With home field already wrapped up throughout the postseason, the 97-65 Red Sox could spend the final day of the season on their terms, preparing in the ways they wanted.
"We are right where we need to be," said David Ortiz. "We just finished well in the first ride, know what I'm saying? You just want to make sure that you're in the playoffs. Now, it's all about surviving."
The Red Sox will have to wait until Wednesday to learn who they are playing in the ALDS.
The Rangers and Rays will have a one-game playoff in Texas on Monday to determine who the second Wild Card team is in the AL. The winner of that game will play Terry Francona's Indians in Cleveland on Wednesday for the right to come to Boston.
One player Sunday was more important to than others was Jacoby Ellsbury, who was starting just his third game since returning from a compression fracture in his right foot.
Ellsbury demonstrated his health by leading off the game with a home run to right.
It was Ellsbury's third leadoff homer this season, and 10th of his career, passing Dom DiMaggio and Tommy Harper for the club record.
"I played three of the last four and I'm definitely now excited to go ahead to the postseason," said Ellsbury. "I mean, I'm ready to play."
Then there was Quintin Berry, who had a strong performance in his final audition to win a roster spot in the ALDS. Berry belted a two-run homer in the second and went 2-for-4.
"He's a confident player," said manager John Farrell. "And today in the only start that he's gotten all season for us since being acquired, he plays with a lot of confidence, particularly on the basepaths. There's no hesitation on his part.

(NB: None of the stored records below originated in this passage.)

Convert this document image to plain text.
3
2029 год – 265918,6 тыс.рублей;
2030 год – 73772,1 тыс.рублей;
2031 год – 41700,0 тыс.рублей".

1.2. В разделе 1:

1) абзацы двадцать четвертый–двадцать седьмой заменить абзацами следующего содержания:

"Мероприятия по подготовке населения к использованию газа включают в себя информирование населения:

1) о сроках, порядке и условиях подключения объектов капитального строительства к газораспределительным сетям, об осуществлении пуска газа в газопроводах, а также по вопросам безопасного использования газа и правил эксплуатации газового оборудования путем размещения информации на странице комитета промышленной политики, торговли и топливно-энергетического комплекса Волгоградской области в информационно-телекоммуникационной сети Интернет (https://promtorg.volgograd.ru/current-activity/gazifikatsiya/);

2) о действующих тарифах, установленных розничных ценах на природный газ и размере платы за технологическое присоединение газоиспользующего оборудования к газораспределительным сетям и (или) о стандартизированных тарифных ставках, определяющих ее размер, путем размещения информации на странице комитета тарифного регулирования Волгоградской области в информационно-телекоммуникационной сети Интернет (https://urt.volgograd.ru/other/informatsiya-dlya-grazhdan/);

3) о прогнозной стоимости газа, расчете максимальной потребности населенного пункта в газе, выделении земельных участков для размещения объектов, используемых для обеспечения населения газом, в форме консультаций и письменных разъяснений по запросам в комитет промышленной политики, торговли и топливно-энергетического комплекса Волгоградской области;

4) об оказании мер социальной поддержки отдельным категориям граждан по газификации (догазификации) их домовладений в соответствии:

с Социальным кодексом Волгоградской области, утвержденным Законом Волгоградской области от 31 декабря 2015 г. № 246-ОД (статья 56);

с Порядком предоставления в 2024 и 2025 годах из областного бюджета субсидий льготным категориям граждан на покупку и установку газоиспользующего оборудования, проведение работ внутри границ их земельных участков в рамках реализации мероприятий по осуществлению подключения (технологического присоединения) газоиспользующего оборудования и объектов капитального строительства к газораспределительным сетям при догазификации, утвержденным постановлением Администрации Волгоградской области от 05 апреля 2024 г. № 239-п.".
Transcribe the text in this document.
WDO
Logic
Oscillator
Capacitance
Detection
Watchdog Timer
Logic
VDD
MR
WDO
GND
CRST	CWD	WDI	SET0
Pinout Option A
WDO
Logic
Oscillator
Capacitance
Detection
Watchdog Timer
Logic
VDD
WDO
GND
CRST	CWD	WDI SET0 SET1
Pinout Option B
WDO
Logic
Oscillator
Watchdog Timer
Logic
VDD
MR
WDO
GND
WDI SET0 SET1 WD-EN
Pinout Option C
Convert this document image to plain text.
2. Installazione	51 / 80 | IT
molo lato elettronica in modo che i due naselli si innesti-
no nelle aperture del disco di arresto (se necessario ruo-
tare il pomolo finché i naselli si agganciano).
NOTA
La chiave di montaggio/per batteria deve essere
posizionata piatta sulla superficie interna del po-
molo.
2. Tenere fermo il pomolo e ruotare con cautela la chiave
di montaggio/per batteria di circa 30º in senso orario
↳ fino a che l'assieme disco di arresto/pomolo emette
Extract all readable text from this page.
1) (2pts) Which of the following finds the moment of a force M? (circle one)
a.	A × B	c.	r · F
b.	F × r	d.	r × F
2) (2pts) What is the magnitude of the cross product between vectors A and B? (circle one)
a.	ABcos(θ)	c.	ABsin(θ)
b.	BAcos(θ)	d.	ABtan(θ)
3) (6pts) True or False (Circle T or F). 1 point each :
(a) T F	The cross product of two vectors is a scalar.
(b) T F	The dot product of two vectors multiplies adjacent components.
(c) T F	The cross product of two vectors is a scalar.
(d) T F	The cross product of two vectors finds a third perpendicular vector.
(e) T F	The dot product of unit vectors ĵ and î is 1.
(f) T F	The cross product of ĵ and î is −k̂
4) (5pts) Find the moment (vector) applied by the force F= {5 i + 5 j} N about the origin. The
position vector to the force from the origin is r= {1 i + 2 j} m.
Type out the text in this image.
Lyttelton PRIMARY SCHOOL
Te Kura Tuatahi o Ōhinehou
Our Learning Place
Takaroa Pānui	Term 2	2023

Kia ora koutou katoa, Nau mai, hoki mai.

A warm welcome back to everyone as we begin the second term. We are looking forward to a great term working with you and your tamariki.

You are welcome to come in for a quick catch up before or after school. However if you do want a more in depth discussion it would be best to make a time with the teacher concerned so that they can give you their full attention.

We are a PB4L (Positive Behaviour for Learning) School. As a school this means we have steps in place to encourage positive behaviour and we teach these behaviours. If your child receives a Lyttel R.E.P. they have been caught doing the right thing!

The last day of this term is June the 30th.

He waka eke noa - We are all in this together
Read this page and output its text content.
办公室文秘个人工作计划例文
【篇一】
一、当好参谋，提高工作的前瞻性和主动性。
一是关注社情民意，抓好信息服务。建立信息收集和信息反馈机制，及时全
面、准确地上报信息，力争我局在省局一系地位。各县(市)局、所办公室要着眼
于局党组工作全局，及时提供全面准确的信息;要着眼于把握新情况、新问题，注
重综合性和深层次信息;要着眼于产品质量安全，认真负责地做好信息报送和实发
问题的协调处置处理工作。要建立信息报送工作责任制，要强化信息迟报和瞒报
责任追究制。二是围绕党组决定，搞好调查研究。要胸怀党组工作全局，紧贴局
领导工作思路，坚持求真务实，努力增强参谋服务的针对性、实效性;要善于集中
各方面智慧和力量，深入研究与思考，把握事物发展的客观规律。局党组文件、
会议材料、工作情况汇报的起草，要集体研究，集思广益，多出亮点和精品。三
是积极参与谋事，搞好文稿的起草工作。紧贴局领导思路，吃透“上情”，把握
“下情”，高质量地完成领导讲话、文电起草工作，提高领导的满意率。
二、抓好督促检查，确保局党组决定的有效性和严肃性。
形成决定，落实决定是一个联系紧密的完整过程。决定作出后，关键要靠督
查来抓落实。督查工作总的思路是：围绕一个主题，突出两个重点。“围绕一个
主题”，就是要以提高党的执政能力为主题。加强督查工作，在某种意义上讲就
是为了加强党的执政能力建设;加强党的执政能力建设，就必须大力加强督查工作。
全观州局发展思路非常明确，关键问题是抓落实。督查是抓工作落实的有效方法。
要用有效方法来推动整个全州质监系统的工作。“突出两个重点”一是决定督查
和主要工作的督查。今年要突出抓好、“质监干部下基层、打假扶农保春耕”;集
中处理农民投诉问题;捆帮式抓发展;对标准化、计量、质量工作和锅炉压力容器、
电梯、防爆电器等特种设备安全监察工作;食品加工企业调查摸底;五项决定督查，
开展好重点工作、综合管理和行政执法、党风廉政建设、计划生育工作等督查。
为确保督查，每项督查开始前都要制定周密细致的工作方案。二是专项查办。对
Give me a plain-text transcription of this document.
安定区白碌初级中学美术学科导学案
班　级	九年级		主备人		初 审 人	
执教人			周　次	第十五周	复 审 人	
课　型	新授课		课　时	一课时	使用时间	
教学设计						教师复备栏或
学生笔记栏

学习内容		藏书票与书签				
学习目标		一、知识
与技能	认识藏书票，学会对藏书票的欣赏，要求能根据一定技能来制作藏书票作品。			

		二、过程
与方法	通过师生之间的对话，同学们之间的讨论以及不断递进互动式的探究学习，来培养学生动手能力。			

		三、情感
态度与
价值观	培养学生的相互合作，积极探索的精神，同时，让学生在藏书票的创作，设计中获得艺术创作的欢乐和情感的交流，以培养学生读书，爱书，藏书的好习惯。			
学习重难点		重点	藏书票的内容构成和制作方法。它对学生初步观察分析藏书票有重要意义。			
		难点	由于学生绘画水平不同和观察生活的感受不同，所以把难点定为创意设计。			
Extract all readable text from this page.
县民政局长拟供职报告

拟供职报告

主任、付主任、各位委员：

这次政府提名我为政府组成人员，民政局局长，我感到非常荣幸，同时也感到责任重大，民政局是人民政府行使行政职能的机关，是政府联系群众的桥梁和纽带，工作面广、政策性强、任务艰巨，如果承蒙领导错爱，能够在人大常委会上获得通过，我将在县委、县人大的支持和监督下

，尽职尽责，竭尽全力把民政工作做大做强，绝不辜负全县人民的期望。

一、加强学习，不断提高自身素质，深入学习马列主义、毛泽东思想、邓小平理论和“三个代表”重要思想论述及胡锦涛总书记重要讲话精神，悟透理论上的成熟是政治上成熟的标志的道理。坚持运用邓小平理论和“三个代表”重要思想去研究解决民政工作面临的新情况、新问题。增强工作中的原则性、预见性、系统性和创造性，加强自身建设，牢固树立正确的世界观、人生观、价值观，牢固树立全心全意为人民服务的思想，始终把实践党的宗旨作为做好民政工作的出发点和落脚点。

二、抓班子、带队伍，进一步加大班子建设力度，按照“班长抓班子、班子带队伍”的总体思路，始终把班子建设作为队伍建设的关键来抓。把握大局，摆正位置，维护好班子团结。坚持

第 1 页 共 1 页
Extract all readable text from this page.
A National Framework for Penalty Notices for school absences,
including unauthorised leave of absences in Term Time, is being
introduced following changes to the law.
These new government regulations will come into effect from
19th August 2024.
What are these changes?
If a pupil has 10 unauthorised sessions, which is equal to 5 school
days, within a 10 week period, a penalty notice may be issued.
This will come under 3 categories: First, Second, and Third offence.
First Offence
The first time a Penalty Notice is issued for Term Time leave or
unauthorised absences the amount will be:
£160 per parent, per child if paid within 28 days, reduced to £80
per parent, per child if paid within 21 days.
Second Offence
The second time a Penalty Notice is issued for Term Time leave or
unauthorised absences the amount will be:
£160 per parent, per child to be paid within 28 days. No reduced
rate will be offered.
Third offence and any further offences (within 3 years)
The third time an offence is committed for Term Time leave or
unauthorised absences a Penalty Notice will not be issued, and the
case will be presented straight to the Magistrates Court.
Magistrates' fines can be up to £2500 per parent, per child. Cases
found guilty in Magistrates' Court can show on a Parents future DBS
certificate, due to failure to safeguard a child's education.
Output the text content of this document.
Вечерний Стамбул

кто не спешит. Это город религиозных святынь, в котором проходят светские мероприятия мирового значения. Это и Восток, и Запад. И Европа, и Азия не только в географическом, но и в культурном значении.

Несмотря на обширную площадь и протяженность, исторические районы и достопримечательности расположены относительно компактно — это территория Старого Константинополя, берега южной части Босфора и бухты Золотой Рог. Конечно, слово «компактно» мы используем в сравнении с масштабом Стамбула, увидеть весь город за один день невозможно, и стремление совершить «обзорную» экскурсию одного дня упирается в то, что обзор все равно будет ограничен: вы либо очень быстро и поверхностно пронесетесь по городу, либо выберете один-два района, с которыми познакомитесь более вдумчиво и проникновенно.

And in the role we acquired him for, that's going to be key going forward, if those situations arise."
From the mound, the Red Sox turned into a collaborative effort, as Farrell decided to rest John Lackey and give No. 3 prospect Allen Webster an abbreviated start.
The right-hander took the opportunity and ran with it, firing three shutout innings, allowing no hits and three walks while striking out two.
"It was good to see Webby come out and settle down after a rocky beginning of the first inning. He threw the ball very well," said Farrell.
It was not a very impressive day for lefty Felix Doubront, who would have to pitch out of the bullpen if he is on the postseason roster.
Doubront gave up five hits and five runs over 1 1/3 innings, walking three and striking out two. The lefty admits that transitioning back to the bullpen isn't easy for him.
"A little bit different," Doubront said. "It's not the same. I don't know. It's different. I haven't done that for a long time. The first inning was pretty good, but the second inning, I don't know. I think the ball was coming out of my hand really good. Bloopers, walks. I felt good."
Ryan Dempster, another rotation member who has transitioned to relief late in the season, seems primed to help Boston in October. The righty turned in two-thirds scoreless innings to turn in his third straight clean outing since going to the 'pen.
Mainstay relievers Craig Breslow and Koji Uehara got their final tune-ups in, each throwing a scoreless inning.
Farrell will give the entire team the day off on Monday. Everyone will reconvene at Fenway for workouts Tuesday-Thursday, and then comes the fun part.
"We're in a good situation, in good shape and everybody's healthy," said Ortiz. "Like everybody knows, the playoffs are ride-or-die, so you've got to bring your A-game every day."
The Red Sox did a pretty good job of that during the regular season, posting their best record since 2004 and tying the Cardinals for the best record in the Majors.
"You know, I think everybody in our organization is proud of the team that's been assembled here, the way they've represented not only Boston, but certainly the Red Sox," said Farrell. "There's been a lot of individual moments inside this season, but the characteristic of this team is one that's relentless. They don't give anything away. It's been a very fun bunch to be with."